= The Fabulous Show with Fay and Fluffy =

Canadian children's television series

The Fabulous Show with Fay and Fluffy is a Canadian children's television show which premiered in 2022 on Family Jr.

Hosted by drag entertainers Fay Slift and Fluffy Soufflé (portrayed respectively by Jean Paul "JP" Kane and Kaleb Robertson), the variety preschool series features stories, puppets, animated segments, and songs.

==Development==
The series was created and produced by Lopii Productions, a children's media boutique based in Toronto. The show was inspired by a meeting where creators Rennata and Georgina met JP and Kaleb at the event "Fay & Fluffy's Storytime: Drag Queen Storytime in Toronto" in 2016. Sponsors who hosted the storytimes included The 519 Church, Buddies in Bad Times theatre, Glad Day Bookshop, Queen Books, and Never Apart.

==Awards==
Fay and Fluffy received the President's Award for Exceptional Achievement from the Ontario Library Association in 2020.

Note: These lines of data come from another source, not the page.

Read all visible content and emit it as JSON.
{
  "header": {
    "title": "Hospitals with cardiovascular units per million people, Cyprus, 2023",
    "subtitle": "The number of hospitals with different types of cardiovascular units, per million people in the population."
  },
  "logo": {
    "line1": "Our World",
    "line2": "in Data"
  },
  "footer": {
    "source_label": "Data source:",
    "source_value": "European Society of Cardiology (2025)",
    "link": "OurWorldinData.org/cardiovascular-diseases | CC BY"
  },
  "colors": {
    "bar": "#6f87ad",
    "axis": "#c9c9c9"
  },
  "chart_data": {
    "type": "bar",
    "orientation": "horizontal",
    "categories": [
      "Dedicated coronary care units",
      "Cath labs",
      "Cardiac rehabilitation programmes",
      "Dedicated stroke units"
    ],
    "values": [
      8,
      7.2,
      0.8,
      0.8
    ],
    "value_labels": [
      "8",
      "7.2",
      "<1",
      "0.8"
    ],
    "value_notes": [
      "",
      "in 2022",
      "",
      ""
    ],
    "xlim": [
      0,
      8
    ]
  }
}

The series received four Canadian Screen Award nominations at the 11th Canadian Screen Awards in 2023, including Best Pre-School Program or Series.

It also received the Youth Media Alliance Award of Excellence for Preschool Live Action in 2023.

It was selected as a finalist for the 2023 Japan Prize.

==Broadcast==
The program airs in Canada on Family Jr. and is distributed by Sinking Ship Entertainment.

Season 2 aired in 2024, and both seasons were made available on Prime Video.

==Episodes==
Season 1 had 27 episodes, and Season 2 had 26, for a total of 53.